Ela estaria completamente certa em perguntar o que aconteceu... Mas quando olhava para ele, algo parecia doer tanto que ela não conseguia mexer mais na ferida.

- Alteza... Nós dois somos teimosos e não gostamos de preocupar as pessoas, somos arrogantes ao ponto de achar que somos fortes o bastante para aguentarmos tudo sobre nossas costas, mas na verdade somos os mais fracos. - Respirou fundo para não chorar de novo. Enfrentar a si mesmo é a luta mais difícil que existe - Não encaramos nada devidamente, o que sentimos sempre fica reprimido e ainda temos a coragem de achar que ninguém a nossa volta percebe...

Ele escutou cada palavra e concordou com cada uma delas.

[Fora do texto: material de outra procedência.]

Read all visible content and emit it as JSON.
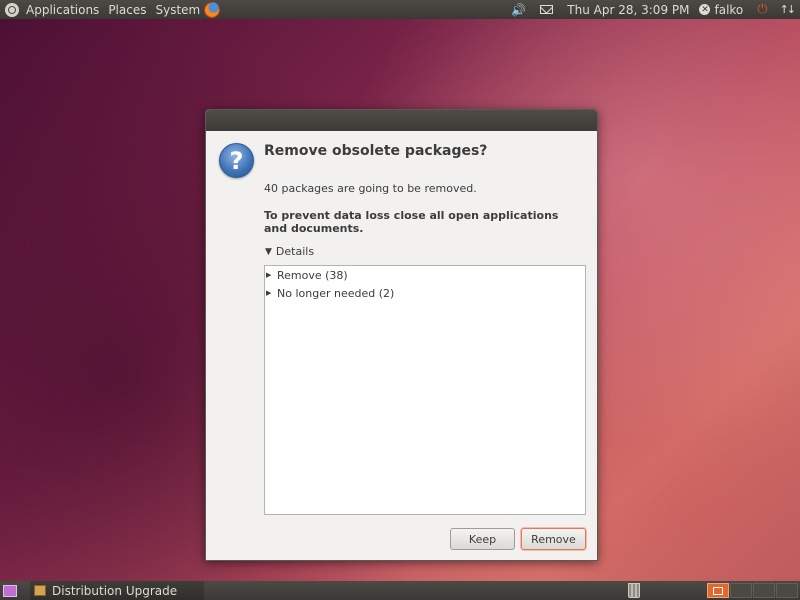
{
  "top_panel": {
    "menus": [
      "Applications",
      "Places",
      "System"
    ],
    "volume_icon": "volume-icon",
    "mail_icon": "mail-icon",
    "clock": "Thu Apr 28,  3:09 PM",
    "user_name": "falko",
    "power_icon": "power-icon",
    "transfer_icon": "network-transfer-icon"
  },
  "dialog": {
    "icon": "question-icon",
    "title": "Remove obsolete packages?",
    "message": "40 packages are going to be removed.",
    "warning": "To prevent data loss close all open applications and documents.",
    "details_label": "Details",
    "details_expanded": true,
    "tree_items": [
      {
        "label": "Remove (38)",
        "expanded": false
      },
      {
        "label": "No longer needed (2)",
        "expanded": false
      }
    ],
    "buttons": {
      "keep": "Keep",
      "remove": "Remove"
    }
  },
  "bottom_panel": {
    "task_label": "Distribution Upgrade",
    "trash_icon": "trash-icon",
    "active_workspace": 1
  },
  "colors": {
    "panel": "#3a3935",
    "dialog_bg": "#f2f1f0",
    "accent": "#e0692f",
    "power": "#e04a2a",
    "question_icon": "#3c6fb5"
  }
}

- Semelhantes se reconhecem.

- Certamente. - Eles continuaram a andar, mas mais devagar, a conversa era dolorida, mas eles queriam ficar mais tempo nela - Os seus companheiros parecem se importar muito com você. - Ela percebeu que tinha tocado no ponto fraco dele assim que ele desviou o olhar - Agem como uma família, e olha que os conheço a apenas dois dias. - Não tinha como não sentir o amor fraterno deles, mesmo com as brigas - Eu não tenho muita propriedade para dizer isso, mas seria bom que falasse com eles, diga o que o aflige e sei que eles vão entender. - Tentou falar com firmeza, mas não sabia exatamente se estava aconselhando Nathaniel ou ela mesma.